La bicatégorisation du sexe et du genre est un ordre social, un système d’organisation de la société, absolument fictif, qui n’est rien d’autre qu’une vaste prison sociale. Cet ordre engendre des souffrances et des violences inimaginables.

Nous vivons dans un monde où les intersexes sont torturés au quotidien au nom de cette sainte société binaire, pour les « réparer », pour les « corriger », pour les rendre « humains », c’est-à-dire fille ou garçon, rien d’autre. Nous vivons dans un monde où les intersexes subissent des mutilations dès leur plus jeune age pour les « conformer ». Nous vivons dans un monde où ils n’ont pas le droit d’inscrire la mention intersexe dans leur état civil. Nous vivons dans un monde où la médecine et le droit se permettent de choisir à la place des individus leur sexe et leur genre. Nous vivons dans un monde où les intersexes sont considérés comme des monstres. Nous vivons dans un monde où une grande partie de ces individus subissent des abus sexuels au sein des hôpitaux car ils ne sont tout simplement pas considérés comme des êtres humains.

Il est facile de fermer les yeux sur tant de violence, d’injustice et de cruauté. Il est facile de dire que la nature c’est une femme et un homme, que la nature c’est un homme qui aime une femme, que la nature c’est un papa et une maman. Il est facile de naturaliser ce qui appartient pourtant au social. Il apparaît cependant plus difficile pour certains de se rendre compte de l’autoritarisme de cette démarche, du caractère dictatorial de ce système.

Le genre n’est que purement social, il n’existe que pour imposer aux individus un type d’identité, pour les ranger dans une case, pour les catégoriser. Il est l’instrument parfait de conservation d’une société binaire, l’instrument parfait pour contrôler, diriger, surveiller.

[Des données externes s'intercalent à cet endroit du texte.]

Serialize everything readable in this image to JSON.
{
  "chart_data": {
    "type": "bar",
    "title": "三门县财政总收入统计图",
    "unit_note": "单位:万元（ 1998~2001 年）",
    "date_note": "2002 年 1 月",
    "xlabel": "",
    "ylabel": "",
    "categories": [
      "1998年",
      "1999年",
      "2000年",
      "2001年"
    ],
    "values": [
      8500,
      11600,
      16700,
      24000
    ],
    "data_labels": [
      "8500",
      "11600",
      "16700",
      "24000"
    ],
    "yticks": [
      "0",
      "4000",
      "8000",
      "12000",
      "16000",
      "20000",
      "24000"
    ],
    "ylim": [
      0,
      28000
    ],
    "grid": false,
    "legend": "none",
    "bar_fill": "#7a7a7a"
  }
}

Cela dit, ce n’est pas tant le genre qui pose problème en soit, mais plutôt sa bicatégorisation, trop limitée et réductrice, trop stricte et autoritaire. Il ne s’agit pas de supprimer toute trace d’identité, mais plutôt de prendre conscience de son caractère social et de pouvoir la choisir, la transformer, la supprimer, la rendre multiple, l’étendre à l’infini, la rendre fluide, plus libre, moins stricte, moins absurde, moins autoritaire, moins figée. La palette des identités de genre a une capacité immense. Laissons la exister. Laissons les individus s’exprimer comme ils le souhaitent. Laissons les choisir leur identité de genre. Laissons leur le droit de ne pas choisir d’identité de genre si tel est leur volonté. Laissons leur le choix d’être ce qu’ils veulent être. Même si cela ne peut être que social.